ESI works very similar to SSI. ESI is more focussed on the reverse proxy or CDN layer, while SSI targets the web server itself. Of course, these boundaries are somewhat blurry because Nginx is often used as a reverse proxy as well. ESI has no conditional logic itself. But Varnish, for example, allows conditional logic in its own DSL called „VCL„.

Pros

  • Proven and well-tested
  • Well supported in Varnish (parallel fetching requires the commercial edition). Squid (project web site is outdated, but there are new releases) and Mongrel (no new releases since 2010) do support it as well

Cons

  • No built-in support for a timeout. Proprietary extensions do exist.
  • Mutual exclusive with use of CDN-based ESI for caching
  • No built-in support for asset handling

Zalando Tailor

Tailor is a Node.js based fragment service open-sourced by Zalando and runs as stand-alone service. It is part of Project Mosaic – Zalando’s umbrella project their frontend modularization.

Zalando Tailor uses custom markup to compose the page. They define <fragment src="http://www.example.com">-tags to specify the fragments to load. Assets, like styles and scripts, can be populated by the fragment itself via Link header.

Pros

  • Built-in support for asset handling
  • Fragments as first-party-concept
  • Asynchronously fetches multiple fragments and streams immediately

Cons

  • Proprietary solution, needs custom Link-Headers with styles and AMD JS bundling

Podium

Podium is also implemented in JavaScript and runs on Node.js. It is developed by the norwegian company Finn.no for their classified ads site. Podium is a library to integrate fragments (they call them „podlets“) into the page (they call the page „layout“).

To run podium you need at least two instances: a layout server and at least one podlet server. The podlet server exposes the fragment, the layout server integrates it into the page. Every fragment needs to expose a „Podlet Manifest“ which contains JSON data assets and may contain a fallback URL. The layout server initially fetches the fallback content and caches it in case the podlet server becomes unavailable.

Pros

  • Built-in support for asset handling (fragments need to expose metadata-endpoint)
  • Fragments as first-party-concept
  • Built-in proxy-support to hide fragment servers
  • Fragement servers can define fallback content

Cons

  • Proprietary solution, tight coupling with library

Final Thoughts and Recommendations

ESI and SSI are well-tested, stable technologies, and are easy to learn. Custom additions like Varnish’s VCL add complexity but introduce lots of new possibilities. In general, these solutions offer no good solution for asset handling and struggle with the requirements of modern web applications.

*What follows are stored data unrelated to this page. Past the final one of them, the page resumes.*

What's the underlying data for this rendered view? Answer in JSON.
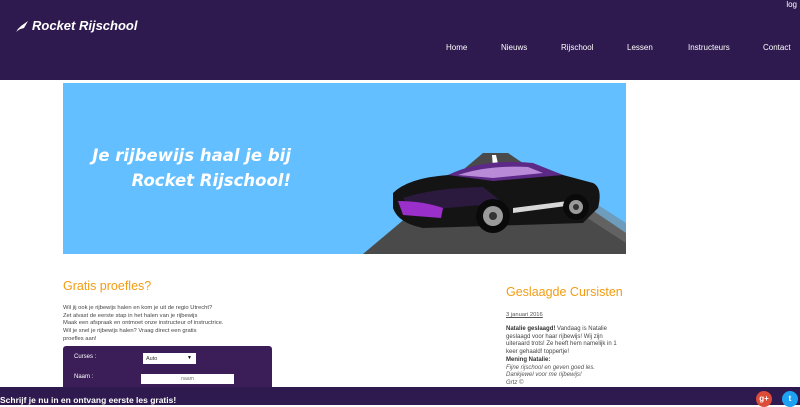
{
  "header": {
    "brand": "Rocket Rijschool",
    "login_label": "log",
    "nav": [
      "Home",
      "Nieuws",
      "Rijschool",
      "Lessen",
      "Instructeurs",
      "Contact"
    ]
  },
  "hero": {
    "line1": "Je rijbewijs haal je bij",
    "line2": "Rocket Rijschool!"
  },
  "proefles": {
    "title": "Gratis proefles?",
    "intro": [
      "Wil jij ook je rijbewijs halen en kom je uit de regio Utrecht?",
      "Zet alvast de eerste stap in het halen van je rijbewijs",
      "Maak een afspraak en ontmoet onze instructeur of instructrice.",
      "Wil je snel je rijbewijs halen? Vraag direct een gratis",
      "proefles aan!"
    ],
    "form": {
      "curses_label": "Curses :",
      "curses_value": "Auto",
      "naam_label": "Naam :",
      "naam_placeholder": "naam"
    }
  },
  "geslaagde": {
    "title": "Geslaagde Cursisten",
    "date": "3 januari 2016",
    "headline": "Natalie geslaagd!",
    "text1": " Vandaag is Natalie geslaagd voor haar rijbewijs! Wij zijn uiteraard trots! Ze heeft hem namelijk in 1 keer gehaald! toppertje!",
    "mening_label": "Mening Natalie:",
    "quote1": "Fijne rijschool en geven goed les.",
    "quote2": "Dankjewel voor me rijbewijs!",
    "quote3": "Grtz ©"
  },
  "footer": {
    "text": "Schrijf je nu in en ontvang eerste les gratis!",
    "gplus": "g+",
    "twitter": "t"
  },
  "colors": {
    "header_bg": "#2e1a4e",
    "hero_bg": "#63bfff",
    "accent": "#f39c12",
    "form_bg": "#3b1e57"
  }
}
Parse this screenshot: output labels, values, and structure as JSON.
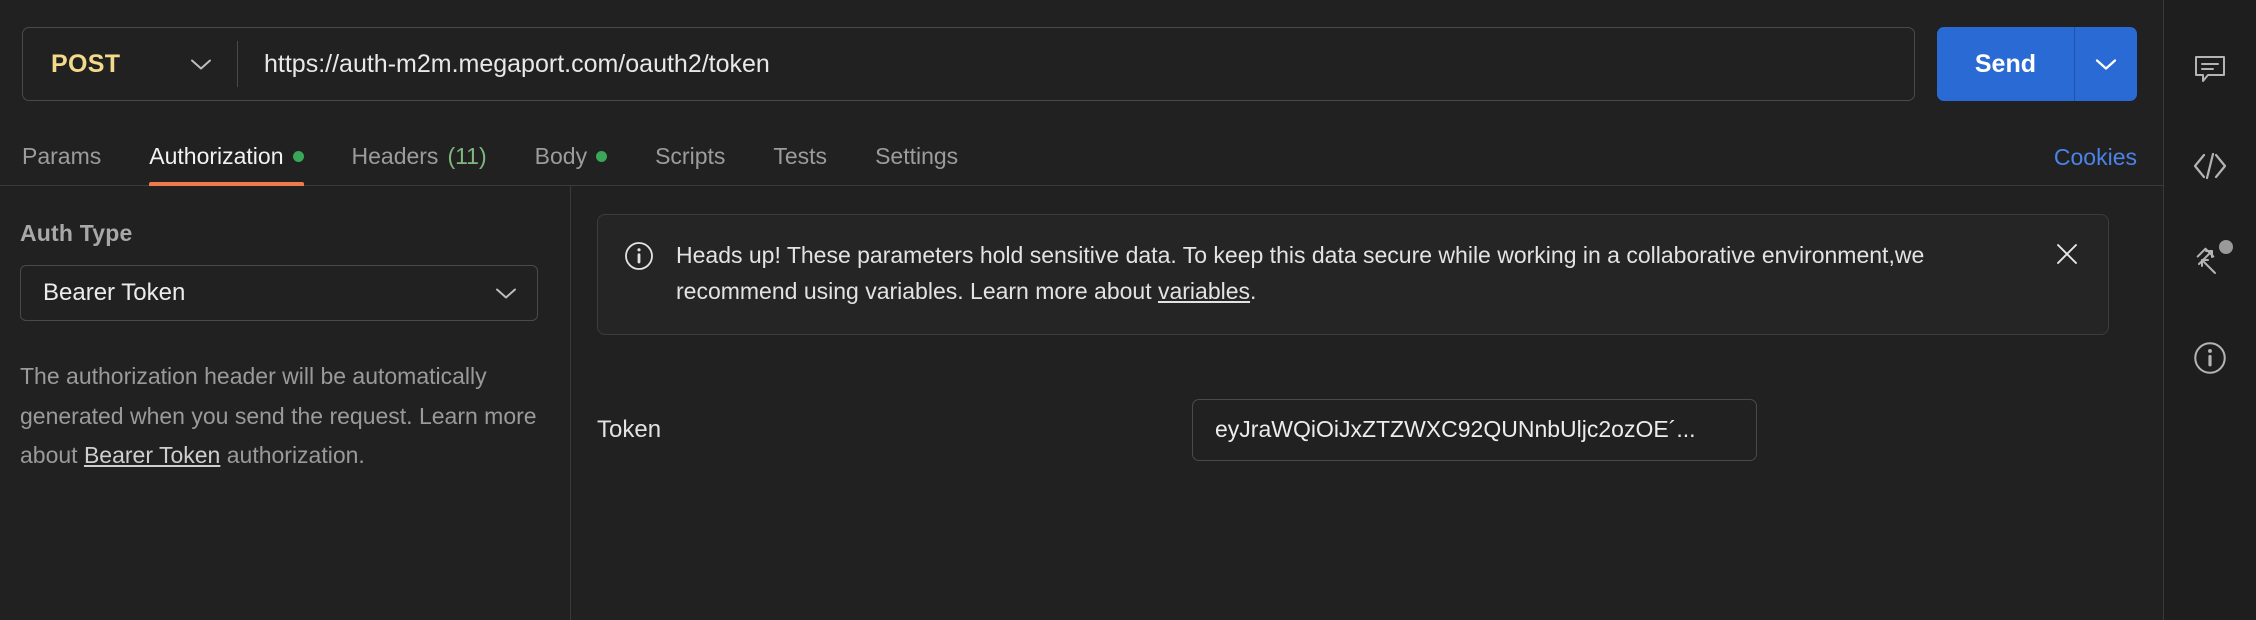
{
  "request": {
    "method": "POST",
    "url": "https://auth-m2m.megaport.com/oauth2/token",
    "send_label": "Send",
    "method_caret_icon": "chevron-down-icon",
    "send_caret_icon": "chevron-down-icon"
  },
  "tabs": [
    {
      "label": "Params",
      "active": false,
      "dot": false,
      "count": ""
    },
    {
      "label": "Authorization",
      "active": true,
      "dot": true,
      "count": ""
    },
    {
      "label": "Headers",
      "active": false,
      "dot": false,
      "count": "(11)"
    },
    {
      "label": "Body",
      "active": false,
      "dot": true,
      "count": ""
    },
    {
      "label": "Scripts",
      "active": false,
      "dot": false,
      "count": ""
    },
    {
      "label": "Tests",
      "active": false,
      "dot": false,
      "count": ""
    },
    {
      "label": "Settings",
      "active": false,
      "dot": false,
      "count": ""
    }
  ],
  "cookies_label": "Cookies",
  "auth": {
    "type_label": "Auth Type",
    "type_value": "Bearer Token",
    "type_caret_icon": "chevron-down-icon",
    "helper_before": "The authorization header will be automatically generated when you send the request. Learn more about ",
    "helper_link": "Bearer Token",
    "helper_after": " authorization."
  },
  "banner": {
    "icon": "info-circle-icon",
    "text_before": "Heads up! These parameters hold sensitive data. To keep this data secure while working in a collaborative environment,we recommend using variables. Learn more about ",
    "link": "variables",
    "text_after": ".",
    "close_icon": "close-icon"
  },
  "token": {
    "label": "Token",
    "value": "eyJraWQiOiJxZTZWXC92QUNnbUljc2ozOE´...",
    "placeholder": "Token"
  },
  "rail": [
    {
      "icon": "comment-icon",
      "badge": false
    },
    {
      "icon": "code-icon",
      "badge": false
    },
    {
      "icon": "mock-arrows-icon",
      "badge": true
    },
    {
      "icon": "info-circle-icon",
      "badge": false
    }
  ],
  "colors": {
    "background": "#212121",
    "rail_background": "#1e1e1e",
    "accent_send": "#2a6ad4",
    "accent_tab_underline": "#ef7b4d",
    "method_post": "#f3d98a",
    "dot_green": "#3aa657",
    "link_blue": "#4b83e8",
    "border": "#3a3a3a"
  }
}
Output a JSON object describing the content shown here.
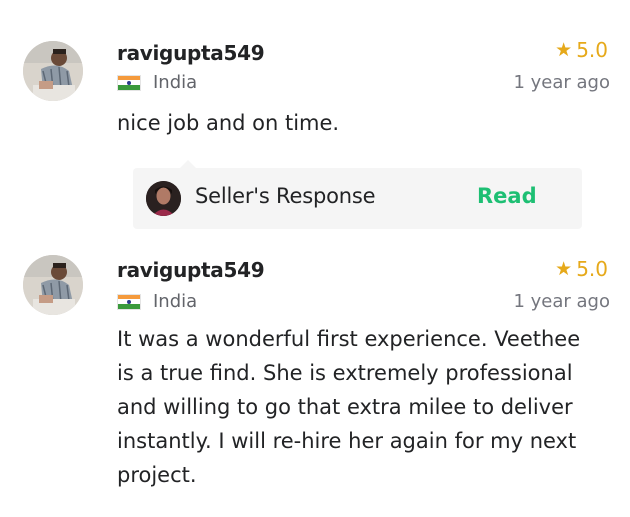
{
  "reviews": [
    {
      "username": "ravigupta549",
      "country": "India",
      "rating": "5.0",
      "time_ago": "1 year ago",
      "text": "nice job and on time.",
      "seller_response": {
        "label": "Seller's Response",
        "action": "Read"
      }
    },
    {
      "username": "ravigupta549",
      "country": "India",
      "rating": "5.0",
      "time_ago": "1 year ago",
      "text": "It was a wonderful first experience. Veethee is a true find. She is extremely professional and willing to go that extra milee to deliver instantly. I will re-hire her again for my next project."
    }
  ],
  "colors": {
    "accent_green": "#1dbf73",
    "star": "#e6a91a",
    "muted": "#74767e"
  },
  "icons": {
    "star": "star-icon",
    "flag": "india-flag-icon"
  }
}
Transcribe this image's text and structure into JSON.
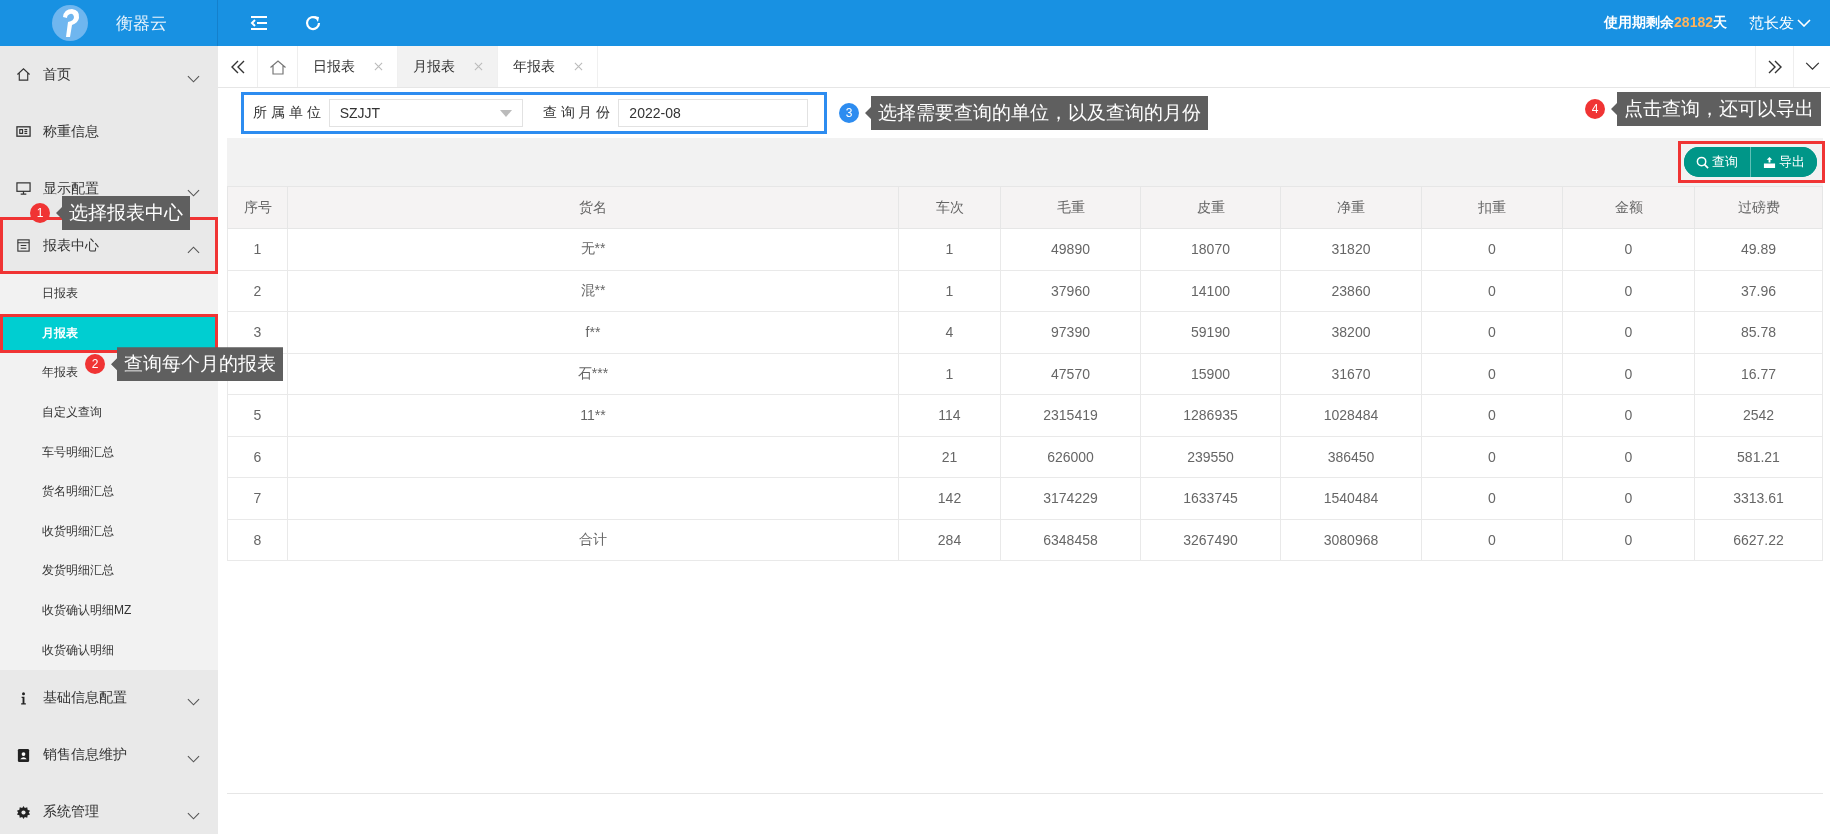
{
  "top_bar": {
    "app_name": "衡器云",
    "remaining_prefix": "使用期剩余",
    "remaining_days": "28182",
    "remaining_suffix": "天",
    "user": "范长发"
  },
  "sidebar": {
    "items": [
      {
        "label": "首页",
        "expanded": false,
        "highlighted": false
      },
      {
        "label": "称重信息",
        "highlighted": false
      },
      {
        "label": "显示配置",
        "expanded": false,
        "highlighted": false
      },
      {
        "label": "报表中心",
        "expanded": true,
        "highlighted": true,
        "annotation": {
          "number": "1",
          "text": "选择报表中心",
          "color": "#f03434"
        },
        "children": [
          {
            "label": "日报表",
            "selected": false,
            "highlighted": false
          },
          {
            "label": "月报表",
            "selected": true,
            "highlighted": true,
            "annotation": {
              "number": "2",
              "text": "查询每个月的报表",
              "color": "#f03434"
            }
          },
          {
            "label": "年报表",
            "selected": false,
            "highlighted": false
          },
          {
            "label": "自定义查询",
            "selected": false,
            "highlighted": false
          },
          {
            "label": "车号明细汇总",
            "selected": false,
            "highlighted": false
          },
          {
            "label": "货名明细汇总",
            "selected": false,
            "highlighted": false
          },
          {
            "label": "收货明细汇总",
            "selected": false,
            "highlighted": false
          },
          {
            "label": "发货明细汇总",
            "selected": false,
            "highlighted": false
          },
          {
            "label": "收货确认明细MZ",
            "selected": false,
            "highlighted": false
          },
          {
            "label": "收货确认明细",
            "selected": false,
            "highlighted": false
          }
        ]
      },
      {
        "label": "基础信息配置",
        "expanded": false,
        "highlighted": false
      },
      {
        "label": "销售信息维护",
        "expanded": false,
        "highlighted": false
      },
      {
        "label": "系统管理",
        "expanded": false,
        "highlighted": false
      }
    ]
  },
  "tabs": [
    {
      "label": "日报表",
      "selected": false
    },
    {
      "label": "月报表",
      "selected": true
    },
    {
      "label": "年报表",
      "selected": false
    }
  ],
  "filter": {
    "highlighted": true,
    "annotation": {
      "number": "3",
      "text": "选择需要查询的单位，以及查询的月份",
      "color": "#2d8cf0"
    },
    "unit_label": "所 属 单 位",
    "unit_value": "SZJJT",
    "month_label": "查 询 月 份",
    "month_value": "2022-08"
  },
  "toolbar": {
    "highlighted": true,
    "annotation": {
      "number": "4",
      "text": "点击查询，还可以导出",
      "color": "#f03434"
    },
    "buttons": [
      "查询",
      "导出"
    ]
  },
  "table": {
    "columns": [
      "序号",
      "货名",
      "车次",
      "毛重",
      "皮重",
      "净重",
      "扣重",
      "金额",
      "过磅费"
    ],
    "rows": [
      [
        "1",
        "无**",
        "1",
        "49890",
        "18070",
        "31820",
        "0",
        "0",
        "49.89"
      ],
      [
        "2",
        "混**",
        "1",
        "37960",
        "14100",
        "23860",
        "0",
        "0",
        "37.96"
      ],
      [
        "3",
        "f**",
        "4",
        "97390",
        "59190",
        "38200",
        "0",
        "0",
        "85.78"
      ],
      [
        null,
        "石***",
        "1",
        "47570",
        "15900",
        "31670",
        "0",
        "0",
        "16.77"
      ],
      [
        "5",
        "11**",
        "114",
        "2315419",
        "1286935",
        "1028484",
        "0",
        "0",
        "2542"
      ],
      [
        "6",
        null,
        "21",
        "626000",
        "239550",
        "386450",
        "0",
        "0",
        "581.21"
      ],
      [
        "7",
        null,
        "142",
        "3174229",
        "1633745",
        "1540484",
        "0",
        "0",
        "3313.61"
      ],
      [
        "8",
        "合计",
        "284",
        "6348458",
        "3267490",
        "3080968",
        "0",
        "0",
        "6627.22"
      ]
    ]
  }
}
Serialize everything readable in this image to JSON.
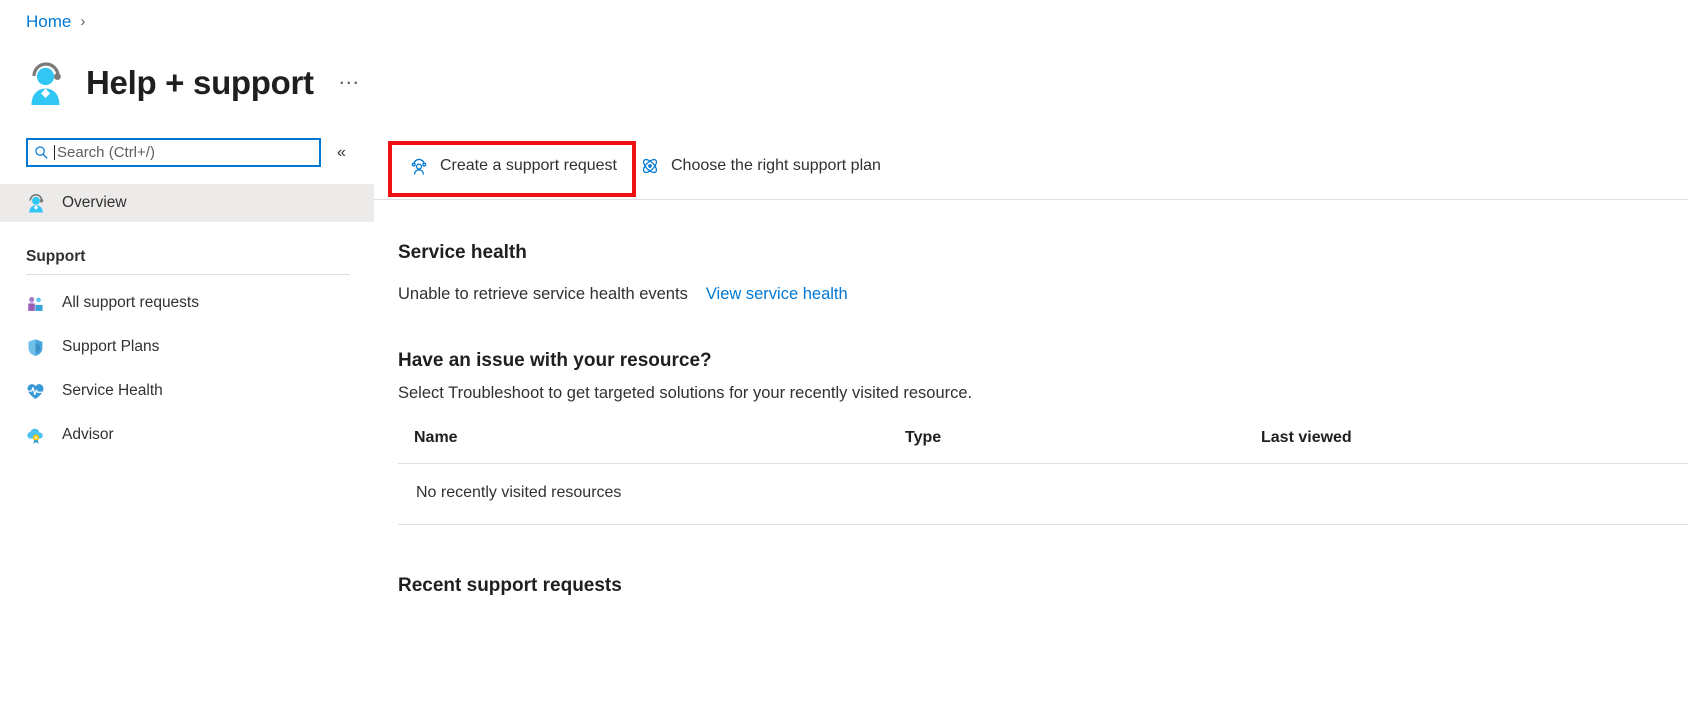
{
  "breadcrumb": {
    "home_label": "Home",
    "separator": "›"
  },
  "header": {
    "title": "Help + support",
    "icon": "support-person-icon",
    "more_label": "…"
  },
  "search": {
    "placeholder": "Search (Ctrl+/)",
    "value": "",
    "icon": "search-icon"
  },
  "sidebar": {
    "collapse_label": "«",
    "selected_item": "Overview",
    "top_items": [
      {
        "label": "Overview",
        "icon": "support-person-icon",
        "selected": true
      }
    ],
    "group_title": "Support",
    "items": [
      {
        "label": "All support requests",
        "icon": "support-requests-icon"
      },
      {
        "label": "Support Plans",
        "icon": "shield-icon"
      },
      {
        "label": "Service Health",
        "icon": "heart-pulse-icon"
      },
      {
        "label": "Advisor",
        "icon": "advisor-cloud-icon"
      }
    ]
  },
  "command_bar": {
    "items": [
      {
        "label": "Create a support request",
        "icon": "create-support-request-icon",
        "highlighted": true
      },
      {
        "label": "Choose the right support plan",
        "icon": "support-plan-atom-icon",
        "highlighted": false
      }
    ]
  },
  "main": {
    "service_health": {
      "heading": "Service health",
      "status_text": "Unable to retrieve service health events",
      "link_label": "View service health"
    },
    "resource_issue": {
      "heading": "Have an issue with your resource?",
      "subtitle": "Select Troubleshoot to get targeted solutions for your recently visited resource.",
      "table": {
        "columns": [
          "Name",
          "Type",
          "Last viewed"
        ],
        "rows": [],
        "empty_message": "No recently visited resources"
      }
    },
    "recent_support_requests": {
      "heading": "Recent support requests"
    }
  },
  "colors": {
    "accent": "#0078d4",
    "highlight": "#ee1111",
    "selected_row": "#edebe9",
    "divider": "#e1dfdd"
  }
}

More modern solutions like Tailor and Zalando solve many problems the old-fashioned tools have. But the introduce their fair share of complexity and have their own learning curve. Both tools are more or less a one-man-show (if you look at the contribution logs). So you should be prepared to step in and continue development or fork if Zalando or Finn.no drop their solutions if you make any of these products a cornerstone of your application.

For a broader overview of composition techniques (includes client-side composition) I can recommend this article about Micro Frontends by bluesoft. If you are interested in micro frontends you should take a look at Micro Frontends in Action by Michael Geers.